Le "8" en Afghanistan

A la demande de nos alliés, la Task Force française "Chimera" dite TF700 est en cours de déploiement à Bagram (Afghanistan). Il est prévu qu'elle soit alignée courant août. La prise de commandement sous l'égide de l'ISAF a eu lieu le 20 juillet à Forward Operating Base Morales-Frazier. Le colonel Jacques Aragones a reçu la responsabilité de la Kapissa. La TF700 est constituée du 8è RPIMa de Castres porté sur VAB et dispose de blindés légers du 1er REC servis par des chasseurs du 4è de Gap. Une composante déminage du 17è Génie parachutiste de Montauban et un appui feu du 35è Artillerie parachutiste de Tarbes complètent les renforts. En octobre cinq Buffalo américains d'ouverture d'itinéraires rejoindront le bataillon.

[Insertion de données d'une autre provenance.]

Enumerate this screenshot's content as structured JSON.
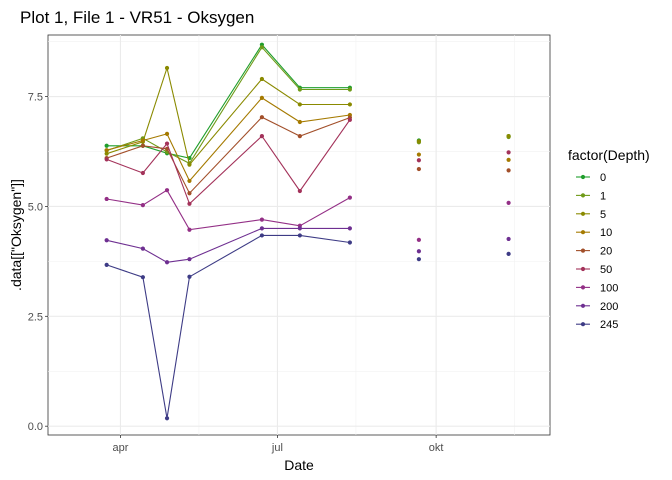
{
  "chart_data": {
    "type": "line",
    "title": "Plot 1, File 1 - VR51  -  Oksygen",
    "xlabel": "Date",
    "ylabel": ".data[[\"Oksygen\"]]",
    "x_ticks": [
      {
        "label": "apr",
        "date": "2021-04-01"
      },
      {
        "label": "jul",
        "date": "2021-07-01"
      },
      {
        "label": "okt",
        "date": "2021-10-01"
      }
    ],
    "y_ticks": [
      0.0,
      2.5,
      5.0,
      7.5
    ],
    "y_tick_labels": [
      "0.0",
      "2.5",
      "5.0",
      "7.5"
    ],
    "xlim": [
      "2021-02-18",
      "2021-12-06"
    ],
    "ylim": [
      -0.2,
      8.9
    ],
    "grid": true,
    "legend_title": "factor(Depth)",
    "legend_position": "right",
    "dates": [
      "2021-03-24",
      "2021-04-14",
      "2021-04-28",
      "2021-05-11",
      "2021-06-22",
      "2021-07-14",
      "2021-08-12",
      "2021-09-21",
      "2021-11-12"
    ],
    "series": [
      {
        "name": "0",
        "color": "#1f9e2c",
        "values": [
          6.38,
          6.38,
          6.21,
          6.1,
          8.68,
          7.7,
          7.7,
          6.5,
          6.6
        ]
      },
      {
        "name": "1",
        "color": "#6f9a18",
        "values": [
          6.27,
          6.55,
          6.24,
          5.98,
          8.62,
          7.66,
          7.66,
          6.46,
          6.58
        ]
      },
      {
        "name": "5",
        "color": "#8a8a00",
        "values": [
          6.2,
          6.47,
          8.15,
          5.95,
          7.9,
          7.32,
          7.32,
          6.48,
          6.6
        ]
      },
      {
        "name": "10",
        "color": "#a57a00",
        "values": [
          6.28,
          6.5,
          6.65,
          5.58,
          7.47,
          6.92,
          7.08,
          6.18,
          6.06
        ]
      },
      {
        "name": "20",
        "color": "#a24f2a",
        "values": [
          6.1,
          6.38,
          6.31,
          5.3,
          7.03,
          6.6,
          7.02,
          5.85,
          5.82
        ]
      },
      {
        "name": "50",
        "color": "#a3325a",
        "values": [
          6.07,
          5.76,
          6.43,
          5.06,
          6.6,
          5.35,
          6.97,
          6.05,
          6.23
        ]
      },
      {
        "name": "100",
        "color": "#932f86",
        "values": [
          5.17,
          5.03,
          5.37,
          4.47,
          4.7,
          4.56,
          5.2,
          4.24,
          5.08
        ]
      },
      {
        "name": "200",
        "color": "#6e2f91",
        "values": [
          4.23,
          4.04,
          3.73,
          3.8,
          4.5,
          4.5,
          4.5,
          3.98,
          4.26
        ]
      },
      {
        "name": "245",
        "color": "#3d3b85",
        "values": [
          3.67,
          3.39,
          0.18,
          3.4,
          4.34,
          4.34,
          4.18,
          3.8,
          3.92
        ]
      }
    ],
    "lines_up_to_date": "2021-08-12"
  }
}
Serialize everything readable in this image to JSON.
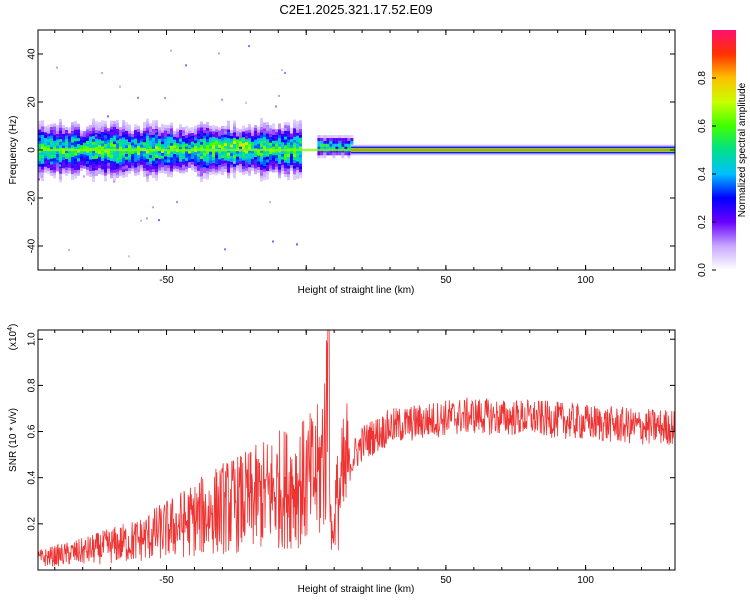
{
  "title": "C2E1.2025.321.17.52.E09",
  "colors": {
    "snr_line": "#ee3333",
    "spectrogram_background": "#ffffff",
    "frame": "#000000"
  },
  "chart_data": [
    {
      "type": "heatmap",
      "name": "spectrogram",
      "xlabel": "Height of straight line (km)",
      "ylabel": "Frequency (Hz)",
      "xlim": [
        -96,
        132
      ],
      "ylim": [
        -50,
        50
      ],
      "xticks": [
        -50,
        0,
        50,
        100
      ],
      "xtick_labels": [
        "-50",
        "",
        "50",
        "100"
      ],
      "yticks": [
        -40,
        -20,
        0,
        20,
        40
      ],
      "ytick_labels": [
        "-40",
        "-20",
        "0",
        "20",
        "40"
      ],
      "colorbar": {
        "label": "Normalized spectral amplitude",
        "range": [
          0,
          1
        ],
        "ticks": [
          0.0,
          0.2,
          0.4,
          0.6,
          0.8
        ],
        "tick_labels": [
          "0.0",
          "0.2",
          "0.4",
          "0.6",
          "0.8"
        ],
        "colormap": [
          "#ffffff",
          "#c8a8ff",
          "#6a00ff",
          "#0000ff",
          "#00bfff",
          "#00e08a",
          "#40ff00",
          "#c8ff00",
          "#ffc000",
          "#ff3000",
          "#ff1070"
        ]
      },
      "features": {
        "dominant_frequency_hz": 0,
        "noisy_band_x_range_km": [
          -96,
          -2
        ],
        "noisy_band_halfwidth_hz": 8,
        "burst_x_range_km": [
          4,
          16
        ],
        "steady_tone_x_range_km": [
          16,
          132
        ]
      },
      "grid": false
    },
    {
      "type": "line",
      "name": "snr",
      "xlabel": "Height of straight line (km)",
      "ylabel": "SNR (10 * v/v)",
      "y_multiplier_label": "(x10",
      "y_multiplier_exponent": "4",
      "xlim": [
        -96,
        132
      ],
      "ylim": [
        0,
        1.04
      ],
      "xticks": [
        -50,
        0,
        50,
        100
      ],
      "xtick_labels": [
        "-50",
        "",
        "50",
        "100"
      ],
      "yticks": [
        0.2,
        0.4,
        0.6,
        0.8,
        1.0
      ],
      "ytick_labels": [
        "0.2",
        "0.4",
        "0.6",
        "0.8",
        "1.0"
      ],
      "envelope": {
        "x": [
          -96,
          -80,
          -60,
          -40,
          -30,
          -20,
          -10,
          0,
          5,
          8,
          10,
          15,
          20,
          30,
          40,
          50,
          60,
          70,
          80,
          90,
          100,
          110,
          120,
          132
        ],
        "y": [
          0.05,
          0.08,
          0.13,
          0.22,
          0.27,
          0.3,
          0.35,
          0.38,
          0.42,
          0.7,
          0.25,
          0.45,
          0.55,
          0.62,
          0.64,
          0.66,
          0.67,
          0.66,
          0.66,
          0.65,
          0.64,
          0.63,
          0.62,
          0.62
        ]
      },
      "peak": {
        "x": 8,
        "y": 1.04
      },
      "grid": false
    }
  ]
}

soldats français en patrouille
L'état-major reconnaît que "c'est un secteur très sensible, très difficile, car il s'agit d'un couloir d'infiltration vers la capitale, qui permet de déborder à pied ou à moto l'axe principal passant par Jalalabad". Le secteur est coupé en tous sens et doit être travaillé "à la main" par des formations de chasse. Seule une tactique dynamique de harcèlement peut payer car le vilain est rusé ; les résidents sont estimés à la valeur d'une compagnie...


Depuis l'empire des Indes ...
Vingt-cinq mille guérillas fondamentalistes pourrissent la vie de la république islamique d'Afghanistan ; on les désigne sous le nom impropre mais accepté de Talibans, qui veut dire en pashto « étudiant en théologie ». Le territoire, montagneux et enclavé, est aussi grand que la France augmentée des terres qui forment la rive gauche du Rhin. Chacun connaît l'histoire de ce pays imprenable depuis le massacre du 44°Foot (Essex) à Gandamak en 1842. Rien n'y fit, les états-majors se pensent chaque fois supérieurs à leurs prédécesseurs surtout s'ils furent vaincus. Ainsi les Anglais, après 40 ans de disputes incessantes sur les frontières escarpées de l'empire, remirent-ils le couvert en 1878 ; et le 27 juillet 1880, perdirent à Maïwand le 66°Foot (Berkshire) et le 1°Grenadiers, avant de revoir la plaine de l'Indus. Leur politique de contention de l'Empire russe sous son flanc sud avait paradoxalement réussi à dégoutter le Csar d’y venir.

carte impériale anglaise
Les Soviétiques nullement impressionnés par l'Histoire, mirent les doigts dans la porte en 1973 puis avancèrent en 1978 une force mécanique considérable pour y perdre plus d'acier (par la faute des missiles US Stingers) que la petite industrie afghane ne pouvait transformer.
Viendront bientôt les Américains, décoiffés par la destruction de leur prestige à Manhattan un certain onze septembre. Après l'aplatissement des montagnes de Tora Bora en 2001, et la traque par les forces spéciales d’un petit millier de vilains, éparpillés sur tout le front Est par l’artillerie lourde, ils choisirent le renseignement électronique et le scalpel laser pour les excaver le plus proprement possible eu égard aux collatéraux. L’enthousiasme est retombé, la guerre n'est pas un jeu vidéo, ils y sont encore, et nous avec eux.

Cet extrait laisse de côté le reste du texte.